Уже если посмотреть на Гёте во втором десятилетии XIX в., после пережитого им неуспеха прямой классицистической пропаганды и пережитых им сильнейших впечатлений от средневековой живописи в собрании братьев Буассере, то можно видеть, что он совершенно расстался с мечтой о греческом как о всеохватной, и притом достижимой, жизненной форме, которая заключала бы в себе органическое единство мироощущения, быта, художественного выражения, и что «греческое» означает для него теперь основное внутреннее качество самораскрывающейся в творчестве, в деятельности личности — внутренний идеал, к которому можно и должно стремиться и который, впрочем, совершенно независим от обстоятельств времени. «Ясность взгляда, светлая вольность восприятия, незатрудненность в сообщении (своего замысла) — вот что так восхищает нас; и потому, если мы утверждаем, что все это
обретаем в подлинных творениях греков, воплощенным в наиблагороднейшем материале, с самым достойным содержанием, с исполнением верным и законченным, то нас поймут, если мы всегда исходим оттуда и всегда указываем туда»[732]

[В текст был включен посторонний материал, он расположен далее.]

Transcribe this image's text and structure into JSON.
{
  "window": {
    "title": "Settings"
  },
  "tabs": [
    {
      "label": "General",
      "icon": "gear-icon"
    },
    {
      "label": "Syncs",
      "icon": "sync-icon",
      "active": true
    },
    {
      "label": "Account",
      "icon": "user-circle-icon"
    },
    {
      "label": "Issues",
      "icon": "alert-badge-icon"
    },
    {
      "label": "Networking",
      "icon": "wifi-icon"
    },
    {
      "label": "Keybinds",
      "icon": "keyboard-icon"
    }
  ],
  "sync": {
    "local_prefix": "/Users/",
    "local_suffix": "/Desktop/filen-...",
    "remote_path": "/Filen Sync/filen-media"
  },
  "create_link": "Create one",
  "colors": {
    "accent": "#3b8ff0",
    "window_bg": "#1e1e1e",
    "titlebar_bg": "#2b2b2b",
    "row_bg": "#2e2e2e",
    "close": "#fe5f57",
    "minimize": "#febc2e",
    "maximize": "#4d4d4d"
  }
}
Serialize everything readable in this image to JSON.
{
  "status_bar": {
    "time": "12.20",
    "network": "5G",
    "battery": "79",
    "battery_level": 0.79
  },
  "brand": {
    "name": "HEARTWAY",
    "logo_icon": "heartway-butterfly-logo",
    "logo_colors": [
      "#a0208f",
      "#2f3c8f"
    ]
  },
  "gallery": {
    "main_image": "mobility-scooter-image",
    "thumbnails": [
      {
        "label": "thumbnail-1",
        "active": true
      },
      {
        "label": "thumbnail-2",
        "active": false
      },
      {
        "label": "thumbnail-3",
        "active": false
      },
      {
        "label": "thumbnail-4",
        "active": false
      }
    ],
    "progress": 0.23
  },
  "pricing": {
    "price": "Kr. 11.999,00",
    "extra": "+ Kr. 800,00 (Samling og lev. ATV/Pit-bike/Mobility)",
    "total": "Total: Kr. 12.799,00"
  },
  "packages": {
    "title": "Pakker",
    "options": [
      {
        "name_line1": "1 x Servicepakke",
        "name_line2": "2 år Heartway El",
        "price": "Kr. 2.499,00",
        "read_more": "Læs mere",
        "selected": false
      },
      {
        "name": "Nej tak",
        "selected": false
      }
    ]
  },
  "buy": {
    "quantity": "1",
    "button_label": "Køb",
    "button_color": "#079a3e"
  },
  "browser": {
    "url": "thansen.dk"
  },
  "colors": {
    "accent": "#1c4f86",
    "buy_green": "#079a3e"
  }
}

, — т. е. на Грецию. Но именно потому, что греческое стало внутренним свойством и внутренним идеалом и теперь независимо от обстоятельств любой эпохи, для Гёте Рафаэль — это настоящий грек, в противоположность Леонардо да Винчи и Микеланджело: «Он нигде не подражает грекам (grдzisiert nirgends), но он ощущает, мыслит и поступает совершенно как грек»[733], однако не только Рафаэль — грек, но и в школе Карраччи, и в Рубенсе, и в нидерландцах XVII в. заключено то, что «способно восхищать нас»[734].Поэтому когда Гёте завершает все эти мысли о живописцах словами: «Каждый пусть будет, по-своему, греком! Но только пусть будет»[735]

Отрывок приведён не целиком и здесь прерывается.